LA PUERTA DEL INFIERNO

 

Precisamente, antes de esa época –en el año 1880– Rodin recibió uno de los encargos más importantes en su carrera, el de elaborar la Puerta del Infierno del futuro Museo de Artes Decorativas de París, que nunca llegó a concluirse. El escultor trabajó durante años en las esculturas que debían formar parte de su particular homenaje a ‘La Divina Comedia’ y de este proceso de creación salieron ensamblajes que ahora pueden verse en la muestra.

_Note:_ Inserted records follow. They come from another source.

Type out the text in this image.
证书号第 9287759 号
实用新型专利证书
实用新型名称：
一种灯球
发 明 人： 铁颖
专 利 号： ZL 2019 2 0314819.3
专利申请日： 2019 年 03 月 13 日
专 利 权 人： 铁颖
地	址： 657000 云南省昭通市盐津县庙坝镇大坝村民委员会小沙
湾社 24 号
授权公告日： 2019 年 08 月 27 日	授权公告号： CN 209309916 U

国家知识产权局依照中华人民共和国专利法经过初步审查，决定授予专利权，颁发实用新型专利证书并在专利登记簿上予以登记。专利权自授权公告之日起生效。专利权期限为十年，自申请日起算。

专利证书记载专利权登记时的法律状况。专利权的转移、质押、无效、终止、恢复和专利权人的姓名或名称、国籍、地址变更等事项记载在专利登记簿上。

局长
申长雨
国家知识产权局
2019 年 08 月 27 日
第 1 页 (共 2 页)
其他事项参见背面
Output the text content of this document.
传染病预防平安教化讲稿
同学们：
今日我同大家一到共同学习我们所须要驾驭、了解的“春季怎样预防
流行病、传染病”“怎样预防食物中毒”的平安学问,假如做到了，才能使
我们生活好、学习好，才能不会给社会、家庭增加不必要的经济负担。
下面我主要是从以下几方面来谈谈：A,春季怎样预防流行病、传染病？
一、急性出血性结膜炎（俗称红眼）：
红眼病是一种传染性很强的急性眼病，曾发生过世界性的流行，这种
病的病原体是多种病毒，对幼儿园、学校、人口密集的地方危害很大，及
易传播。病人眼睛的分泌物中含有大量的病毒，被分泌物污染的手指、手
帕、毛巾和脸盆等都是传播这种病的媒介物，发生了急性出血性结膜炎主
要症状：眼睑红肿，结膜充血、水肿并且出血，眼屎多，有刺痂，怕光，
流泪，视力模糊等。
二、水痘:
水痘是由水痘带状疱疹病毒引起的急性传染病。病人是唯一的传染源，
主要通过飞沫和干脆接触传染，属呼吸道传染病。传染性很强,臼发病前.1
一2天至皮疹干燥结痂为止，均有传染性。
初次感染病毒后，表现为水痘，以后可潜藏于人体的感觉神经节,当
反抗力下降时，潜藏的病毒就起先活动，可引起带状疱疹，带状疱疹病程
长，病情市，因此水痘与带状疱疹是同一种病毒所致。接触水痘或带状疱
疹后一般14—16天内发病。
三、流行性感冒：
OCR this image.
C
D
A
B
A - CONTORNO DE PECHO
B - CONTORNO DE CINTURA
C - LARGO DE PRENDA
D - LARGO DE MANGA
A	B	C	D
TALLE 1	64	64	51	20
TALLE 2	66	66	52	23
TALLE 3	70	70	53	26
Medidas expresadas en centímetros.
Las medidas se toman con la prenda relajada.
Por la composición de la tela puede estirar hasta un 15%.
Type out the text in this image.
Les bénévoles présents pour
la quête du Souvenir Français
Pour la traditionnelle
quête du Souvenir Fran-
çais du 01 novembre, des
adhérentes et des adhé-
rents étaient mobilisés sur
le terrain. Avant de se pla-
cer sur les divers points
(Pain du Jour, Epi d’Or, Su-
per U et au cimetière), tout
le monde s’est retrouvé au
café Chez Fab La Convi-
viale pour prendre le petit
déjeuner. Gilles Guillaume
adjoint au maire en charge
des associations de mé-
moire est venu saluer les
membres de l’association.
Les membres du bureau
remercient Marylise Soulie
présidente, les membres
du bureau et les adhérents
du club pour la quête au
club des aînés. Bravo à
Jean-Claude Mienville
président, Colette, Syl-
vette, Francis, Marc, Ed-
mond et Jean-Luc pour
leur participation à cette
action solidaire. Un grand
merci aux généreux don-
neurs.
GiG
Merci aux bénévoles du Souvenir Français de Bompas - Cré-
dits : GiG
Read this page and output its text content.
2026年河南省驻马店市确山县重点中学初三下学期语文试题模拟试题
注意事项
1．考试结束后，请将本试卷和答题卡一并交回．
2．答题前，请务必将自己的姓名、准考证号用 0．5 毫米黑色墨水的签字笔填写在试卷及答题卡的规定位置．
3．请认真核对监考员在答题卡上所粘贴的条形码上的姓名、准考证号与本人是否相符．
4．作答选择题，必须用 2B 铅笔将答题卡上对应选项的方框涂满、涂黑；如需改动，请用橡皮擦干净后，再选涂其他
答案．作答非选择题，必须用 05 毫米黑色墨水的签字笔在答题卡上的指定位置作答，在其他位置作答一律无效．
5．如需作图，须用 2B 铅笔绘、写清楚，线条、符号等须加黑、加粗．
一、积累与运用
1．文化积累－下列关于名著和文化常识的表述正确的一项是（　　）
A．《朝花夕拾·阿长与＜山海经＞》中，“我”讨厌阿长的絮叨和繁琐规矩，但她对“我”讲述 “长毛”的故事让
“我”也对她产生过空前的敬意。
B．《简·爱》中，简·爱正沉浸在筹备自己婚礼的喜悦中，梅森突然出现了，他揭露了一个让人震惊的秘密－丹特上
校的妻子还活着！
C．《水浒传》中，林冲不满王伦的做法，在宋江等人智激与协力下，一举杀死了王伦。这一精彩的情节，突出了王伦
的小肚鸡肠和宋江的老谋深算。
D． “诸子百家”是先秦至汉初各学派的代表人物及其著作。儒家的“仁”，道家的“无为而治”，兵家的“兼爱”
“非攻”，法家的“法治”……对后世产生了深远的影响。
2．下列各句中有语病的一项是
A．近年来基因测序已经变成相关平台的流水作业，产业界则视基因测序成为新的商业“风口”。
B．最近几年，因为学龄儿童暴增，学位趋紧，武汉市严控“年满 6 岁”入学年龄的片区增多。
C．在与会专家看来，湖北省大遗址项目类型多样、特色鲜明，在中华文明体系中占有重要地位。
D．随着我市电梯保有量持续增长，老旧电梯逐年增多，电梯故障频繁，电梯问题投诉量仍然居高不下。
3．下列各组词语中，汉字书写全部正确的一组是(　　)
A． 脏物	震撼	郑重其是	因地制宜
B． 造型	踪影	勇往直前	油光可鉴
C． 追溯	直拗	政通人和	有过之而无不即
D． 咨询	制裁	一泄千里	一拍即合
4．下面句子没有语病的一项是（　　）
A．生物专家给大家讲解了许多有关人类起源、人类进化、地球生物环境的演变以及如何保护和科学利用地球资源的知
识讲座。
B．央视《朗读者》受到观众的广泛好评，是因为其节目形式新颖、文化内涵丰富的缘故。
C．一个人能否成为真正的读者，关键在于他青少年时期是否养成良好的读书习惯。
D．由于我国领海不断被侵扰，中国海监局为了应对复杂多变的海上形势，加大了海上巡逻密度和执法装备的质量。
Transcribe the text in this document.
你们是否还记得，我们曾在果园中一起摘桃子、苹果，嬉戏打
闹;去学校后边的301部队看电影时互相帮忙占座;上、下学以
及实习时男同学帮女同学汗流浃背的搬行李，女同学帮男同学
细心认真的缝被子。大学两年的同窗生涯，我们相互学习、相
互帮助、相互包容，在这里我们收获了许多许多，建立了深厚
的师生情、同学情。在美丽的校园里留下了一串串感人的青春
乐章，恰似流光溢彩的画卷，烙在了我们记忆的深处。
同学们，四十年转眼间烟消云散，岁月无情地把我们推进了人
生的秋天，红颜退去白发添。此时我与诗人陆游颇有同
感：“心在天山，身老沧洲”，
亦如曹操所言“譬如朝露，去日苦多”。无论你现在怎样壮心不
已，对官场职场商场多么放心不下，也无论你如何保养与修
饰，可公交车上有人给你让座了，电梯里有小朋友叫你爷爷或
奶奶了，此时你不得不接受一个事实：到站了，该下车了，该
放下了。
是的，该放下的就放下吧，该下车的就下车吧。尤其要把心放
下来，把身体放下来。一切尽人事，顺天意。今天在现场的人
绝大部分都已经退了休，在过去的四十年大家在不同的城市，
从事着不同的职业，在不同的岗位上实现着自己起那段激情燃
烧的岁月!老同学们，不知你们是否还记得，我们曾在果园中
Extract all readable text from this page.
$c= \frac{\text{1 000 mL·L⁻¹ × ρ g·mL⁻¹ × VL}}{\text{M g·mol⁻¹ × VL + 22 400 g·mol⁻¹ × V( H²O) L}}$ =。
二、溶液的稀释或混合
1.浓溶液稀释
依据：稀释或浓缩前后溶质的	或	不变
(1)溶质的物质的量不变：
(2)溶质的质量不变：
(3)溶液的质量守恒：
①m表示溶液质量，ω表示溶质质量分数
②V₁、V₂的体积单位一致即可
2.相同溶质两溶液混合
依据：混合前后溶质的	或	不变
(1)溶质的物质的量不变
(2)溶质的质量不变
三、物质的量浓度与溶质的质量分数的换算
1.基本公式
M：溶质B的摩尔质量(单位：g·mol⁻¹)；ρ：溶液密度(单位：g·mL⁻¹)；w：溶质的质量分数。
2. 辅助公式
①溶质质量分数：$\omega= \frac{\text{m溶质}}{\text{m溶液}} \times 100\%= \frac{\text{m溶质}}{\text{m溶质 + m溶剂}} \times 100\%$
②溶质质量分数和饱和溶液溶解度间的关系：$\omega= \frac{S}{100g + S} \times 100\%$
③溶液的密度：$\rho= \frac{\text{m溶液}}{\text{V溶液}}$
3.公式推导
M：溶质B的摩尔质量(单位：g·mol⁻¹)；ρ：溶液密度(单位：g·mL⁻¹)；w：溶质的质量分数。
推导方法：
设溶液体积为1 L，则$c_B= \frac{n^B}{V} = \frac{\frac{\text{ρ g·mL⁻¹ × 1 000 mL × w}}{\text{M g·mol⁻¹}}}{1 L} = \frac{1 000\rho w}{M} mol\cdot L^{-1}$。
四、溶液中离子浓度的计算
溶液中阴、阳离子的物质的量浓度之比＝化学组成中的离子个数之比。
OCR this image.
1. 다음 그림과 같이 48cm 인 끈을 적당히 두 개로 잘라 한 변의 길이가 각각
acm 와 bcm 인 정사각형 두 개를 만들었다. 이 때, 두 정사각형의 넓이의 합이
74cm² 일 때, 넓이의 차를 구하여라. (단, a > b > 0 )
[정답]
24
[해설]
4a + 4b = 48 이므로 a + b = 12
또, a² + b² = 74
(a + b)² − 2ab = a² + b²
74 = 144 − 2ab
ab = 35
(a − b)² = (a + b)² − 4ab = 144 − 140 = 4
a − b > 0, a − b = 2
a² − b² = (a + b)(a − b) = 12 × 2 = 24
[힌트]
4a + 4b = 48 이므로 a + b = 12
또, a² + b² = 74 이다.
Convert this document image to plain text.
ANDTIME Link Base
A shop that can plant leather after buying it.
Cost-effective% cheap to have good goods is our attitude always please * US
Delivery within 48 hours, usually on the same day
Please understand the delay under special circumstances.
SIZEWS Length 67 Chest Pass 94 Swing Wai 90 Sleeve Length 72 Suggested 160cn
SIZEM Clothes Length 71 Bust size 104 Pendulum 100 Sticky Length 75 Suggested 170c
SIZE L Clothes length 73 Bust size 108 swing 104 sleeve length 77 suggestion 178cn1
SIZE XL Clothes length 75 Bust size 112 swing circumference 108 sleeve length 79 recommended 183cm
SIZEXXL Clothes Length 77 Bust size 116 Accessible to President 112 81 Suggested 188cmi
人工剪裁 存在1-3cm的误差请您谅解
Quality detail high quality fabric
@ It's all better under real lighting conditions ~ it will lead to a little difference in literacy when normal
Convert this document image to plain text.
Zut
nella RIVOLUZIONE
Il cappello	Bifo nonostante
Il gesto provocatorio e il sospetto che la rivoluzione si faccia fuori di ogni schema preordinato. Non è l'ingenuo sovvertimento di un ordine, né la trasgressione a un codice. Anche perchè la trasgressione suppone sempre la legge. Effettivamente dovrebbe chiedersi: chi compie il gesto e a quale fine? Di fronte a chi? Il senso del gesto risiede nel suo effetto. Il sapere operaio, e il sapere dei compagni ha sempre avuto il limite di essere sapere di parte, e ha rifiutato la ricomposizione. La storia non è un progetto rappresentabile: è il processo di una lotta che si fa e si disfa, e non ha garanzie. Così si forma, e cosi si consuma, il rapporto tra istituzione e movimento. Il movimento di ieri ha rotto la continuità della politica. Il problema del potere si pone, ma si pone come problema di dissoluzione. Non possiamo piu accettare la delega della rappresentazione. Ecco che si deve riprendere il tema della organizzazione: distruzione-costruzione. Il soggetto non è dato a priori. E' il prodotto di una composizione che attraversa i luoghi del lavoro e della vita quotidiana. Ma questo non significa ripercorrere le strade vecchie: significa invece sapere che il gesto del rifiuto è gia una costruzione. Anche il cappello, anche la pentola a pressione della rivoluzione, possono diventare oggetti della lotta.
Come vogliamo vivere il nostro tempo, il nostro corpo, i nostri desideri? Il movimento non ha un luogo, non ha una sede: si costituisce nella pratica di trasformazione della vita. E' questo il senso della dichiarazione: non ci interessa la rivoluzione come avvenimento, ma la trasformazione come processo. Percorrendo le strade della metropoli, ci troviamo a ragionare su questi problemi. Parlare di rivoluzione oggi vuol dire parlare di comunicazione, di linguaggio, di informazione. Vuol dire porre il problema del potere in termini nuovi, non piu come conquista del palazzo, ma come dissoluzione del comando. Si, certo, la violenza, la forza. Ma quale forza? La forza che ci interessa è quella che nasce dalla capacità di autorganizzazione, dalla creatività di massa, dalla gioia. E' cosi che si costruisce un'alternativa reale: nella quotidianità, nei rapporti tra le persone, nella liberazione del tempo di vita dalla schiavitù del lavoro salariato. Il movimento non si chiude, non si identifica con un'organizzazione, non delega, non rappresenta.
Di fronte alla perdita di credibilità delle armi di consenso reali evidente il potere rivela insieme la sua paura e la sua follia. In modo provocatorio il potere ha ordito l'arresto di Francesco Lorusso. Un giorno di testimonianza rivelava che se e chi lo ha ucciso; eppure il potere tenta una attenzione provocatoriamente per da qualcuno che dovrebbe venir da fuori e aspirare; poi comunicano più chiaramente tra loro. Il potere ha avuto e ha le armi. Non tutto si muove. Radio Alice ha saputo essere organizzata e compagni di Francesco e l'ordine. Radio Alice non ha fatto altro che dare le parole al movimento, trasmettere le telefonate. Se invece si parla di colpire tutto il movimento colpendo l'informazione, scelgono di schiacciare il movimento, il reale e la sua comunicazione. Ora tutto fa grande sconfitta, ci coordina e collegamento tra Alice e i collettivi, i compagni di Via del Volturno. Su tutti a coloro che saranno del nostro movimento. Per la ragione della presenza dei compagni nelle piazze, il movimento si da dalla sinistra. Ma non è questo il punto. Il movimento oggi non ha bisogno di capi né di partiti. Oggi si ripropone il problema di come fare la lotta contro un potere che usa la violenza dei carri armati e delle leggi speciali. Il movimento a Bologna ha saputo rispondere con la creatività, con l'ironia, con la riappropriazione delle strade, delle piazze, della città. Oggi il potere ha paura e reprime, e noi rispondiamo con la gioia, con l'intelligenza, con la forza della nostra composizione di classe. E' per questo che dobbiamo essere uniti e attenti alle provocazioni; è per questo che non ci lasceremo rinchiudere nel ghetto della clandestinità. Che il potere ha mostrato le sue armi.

Por ejemplo, los ‘Dos torsos’ que se juntan con varias partes de sus cuerpos mutiladas. “Mediante figuras de contextos diferentes, se unen y dan lugar a una idea nueva. Además, a Rodin le parecía que la figura incompleta era siempre más bella que la completa, o al menos más expresiva”, ha apuntado.

 

“LIBERARSE DE LA GRAVEDAD”

 

De hecho, el consejo de Rodin a sus alumnos en las clases iba dirigido a “sacar siempre la máxima expresión” del yeso: ‘Ni una parcela de escultura debe carecer de expresión ni tener partes muertas’. “El dibujo para él también era una manera de liberarse de la gravedad”, ha añadido Chevillot.

El espacio reservado para los dibujos de bailarinas es buena muestra de ello. Rodin, atraído por los movimientos del baile –era un gran seguidor, por ejemplo, de Isadora Duncan– dibujó y esculpió a varios bailarines “escapando de la orientación”, ya sea con figuras hacia arriba o hacia abajo.